SPRING HILL, Kan. – One local school district is harnessing the power of the sun to power up its classrooms. Wednesday morning, the Spring Hill School District unveiled its newly constructed solar array.
The school district partnered with Evergy and EnergyLink to install a solar array directly behind Spring Hill High School. The ground-mount solar field stretches across roughly 4 acres of land behind the school.
Jeff Martin, vice president of customer operations for Evergy, said the high school’s land availability and proximity to the grid made it a perfect fit for the project.
The high school operates on an all electric system. The new solar installation will allow the district to generate power on-site to produce a majority of the high school’s day time electric usage.
“Spring Hill School District has used 3.1 million kilowatt hours over the last year. This 750-kilowatt array will generate enough energy to offset roughly 35% of the school’s usage,” Martin said.

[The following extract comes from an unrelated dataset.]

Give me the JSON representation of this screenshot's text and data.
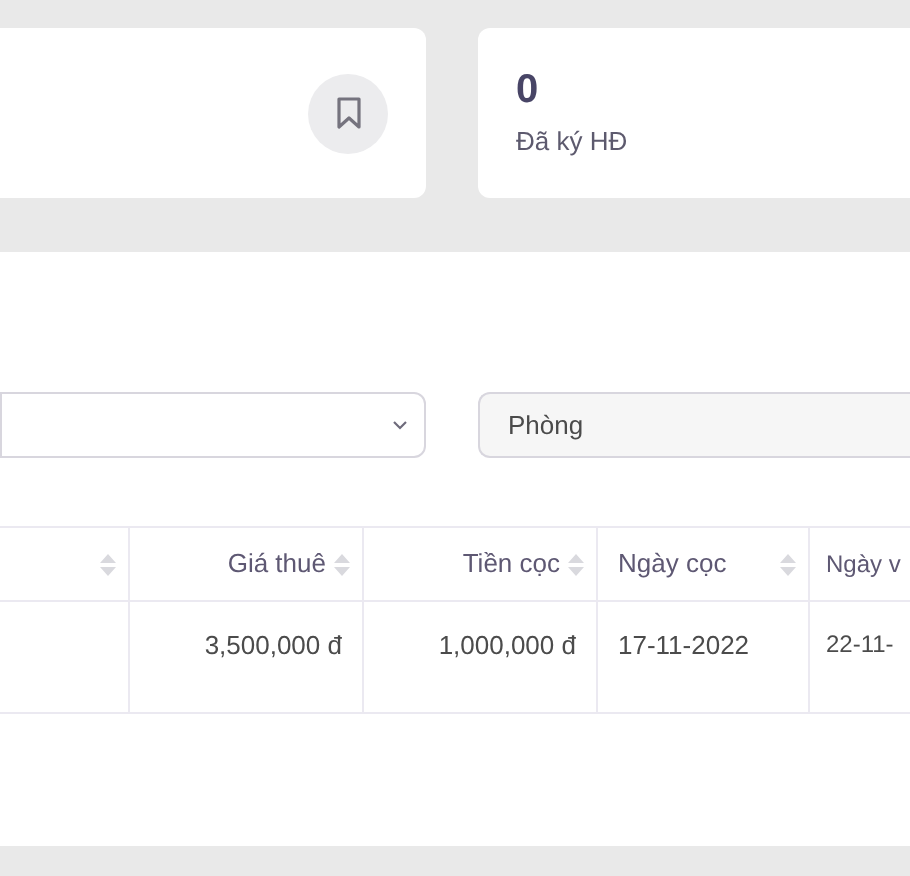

The 750-kilowatt solar array is made up of approximately 1,872 solar panels and is capable of generating enough electricity to offset roughly a third of the school’s energy use each year.
During a ribbon cutting ceremony, Spring Hill Mayor Joe Berkey said the new installation will help the school district cut down its energy bill.

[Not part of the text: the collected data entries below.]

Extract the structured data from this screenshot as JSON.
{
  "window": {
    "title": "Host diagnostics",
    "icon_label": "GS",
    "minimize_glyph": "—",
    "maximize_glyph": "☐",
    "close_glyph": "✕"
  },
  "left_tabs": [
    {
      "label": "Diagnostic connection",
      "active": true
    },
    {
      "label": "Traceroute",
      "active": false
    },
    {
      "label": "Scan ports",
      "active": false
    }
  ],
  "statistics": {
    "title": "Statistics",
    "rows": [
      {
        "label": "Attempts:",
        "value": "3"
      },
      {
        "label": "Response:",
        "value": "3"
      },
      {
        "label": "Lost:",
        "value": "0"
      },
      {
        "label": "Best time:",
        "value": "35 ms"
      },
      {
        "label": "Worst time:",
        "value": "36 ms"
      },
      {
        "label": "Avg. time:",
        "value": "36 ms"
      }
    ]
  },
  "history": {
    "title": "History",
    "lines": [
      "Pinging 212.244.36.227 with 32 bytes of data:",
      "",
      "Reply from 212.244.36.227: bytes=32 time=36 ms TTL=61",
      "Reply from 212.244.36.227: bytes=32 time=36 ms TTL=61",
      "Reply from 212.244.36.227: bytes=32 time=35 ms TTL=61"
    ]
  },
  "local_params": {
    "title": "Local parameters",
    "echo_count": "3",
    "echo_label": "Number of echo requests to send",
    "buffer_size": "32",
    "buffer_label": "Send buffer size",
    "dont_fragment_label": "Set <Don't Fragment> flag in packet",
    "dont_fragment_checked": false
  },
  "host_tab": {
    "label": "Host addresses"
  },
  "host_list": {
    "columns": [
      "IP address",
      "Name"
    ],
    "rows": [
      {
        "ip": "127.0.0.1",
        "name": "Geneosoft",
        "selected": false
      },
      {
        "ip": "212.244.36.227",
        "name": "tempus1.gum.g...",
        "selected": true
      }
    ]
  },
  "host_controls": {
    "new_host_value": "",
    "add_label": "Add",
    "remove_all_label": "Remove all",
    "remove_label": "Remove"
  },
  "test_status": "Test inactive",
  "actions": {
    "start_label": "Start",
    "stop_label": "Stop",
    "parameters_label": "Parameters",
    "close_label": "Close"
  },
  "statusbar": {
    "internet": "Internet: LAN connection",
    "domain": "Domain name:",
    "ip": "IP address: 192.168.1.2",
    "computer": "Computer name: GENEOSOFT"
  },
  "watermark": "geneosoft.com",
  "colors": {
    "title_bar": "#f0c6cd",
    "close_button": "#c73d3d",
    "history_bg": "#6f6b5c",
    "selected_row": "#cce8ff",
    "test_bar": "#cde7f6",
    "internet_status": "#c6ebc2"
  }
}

“In year one, it is estimated the solar array will generate $113,354 in energy savings income and over $6 million in total energy savings income by the year 2052,” Berkey said.

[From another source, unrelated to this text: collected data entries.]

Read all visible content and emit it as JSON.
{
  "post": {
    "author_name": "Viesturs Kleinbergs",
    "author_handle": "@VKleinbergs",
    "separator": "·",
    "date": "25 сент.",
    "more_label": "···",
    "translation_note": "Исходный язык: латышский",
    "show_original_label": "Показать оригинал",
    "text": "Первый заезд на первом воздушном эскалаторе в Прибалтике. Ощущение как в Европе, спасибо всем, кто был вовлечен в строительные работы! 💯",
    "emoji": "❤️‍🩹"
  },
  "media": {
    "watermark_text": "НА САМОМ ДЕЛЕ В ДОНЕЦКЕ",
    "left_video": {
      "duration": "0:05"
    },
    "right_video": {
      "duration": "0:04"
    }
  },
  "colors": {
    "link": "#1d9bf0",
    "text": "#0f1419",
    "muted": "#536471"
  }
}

The project is financed through a Solar Service Agreement (SSA). Under this agreement, Evergy is listed as the owner of the solar equipment and EnergyLink is responsible for the maintenance of the system. The school district will not be charged for operational or maintenance costs, but will sell back a portion of the power generated at the high school to the utility company.
Spring Hill High School freshman Quorynn Harris said she’s proud to see her school taking active steps to combat climate change.
“Scientists confirm that at the rate global warming is going at now, the arctic will have ice-free summers by 2035 and even be melted by 2050. Thus causing a drastic change in global warming for the worst,” Harris said. “We can make a difference in the future of this planet and humankind by simply treating it as a resource not to be taken advantage of.”
The district will also incorporate the new solar array into the curriculum. Students of all grade levels will have the chance to learn about sustainability, engineering and various forms of energy management.
“Great school districts like we have here in Spring Hill USD 230 attract people to the community. Having a cutting-edge solar array like we have here today will help our school district stand out even more,” Berkey said.
In addition to the solar project, native grasses have been planted around the array to attract local pollinators to the area.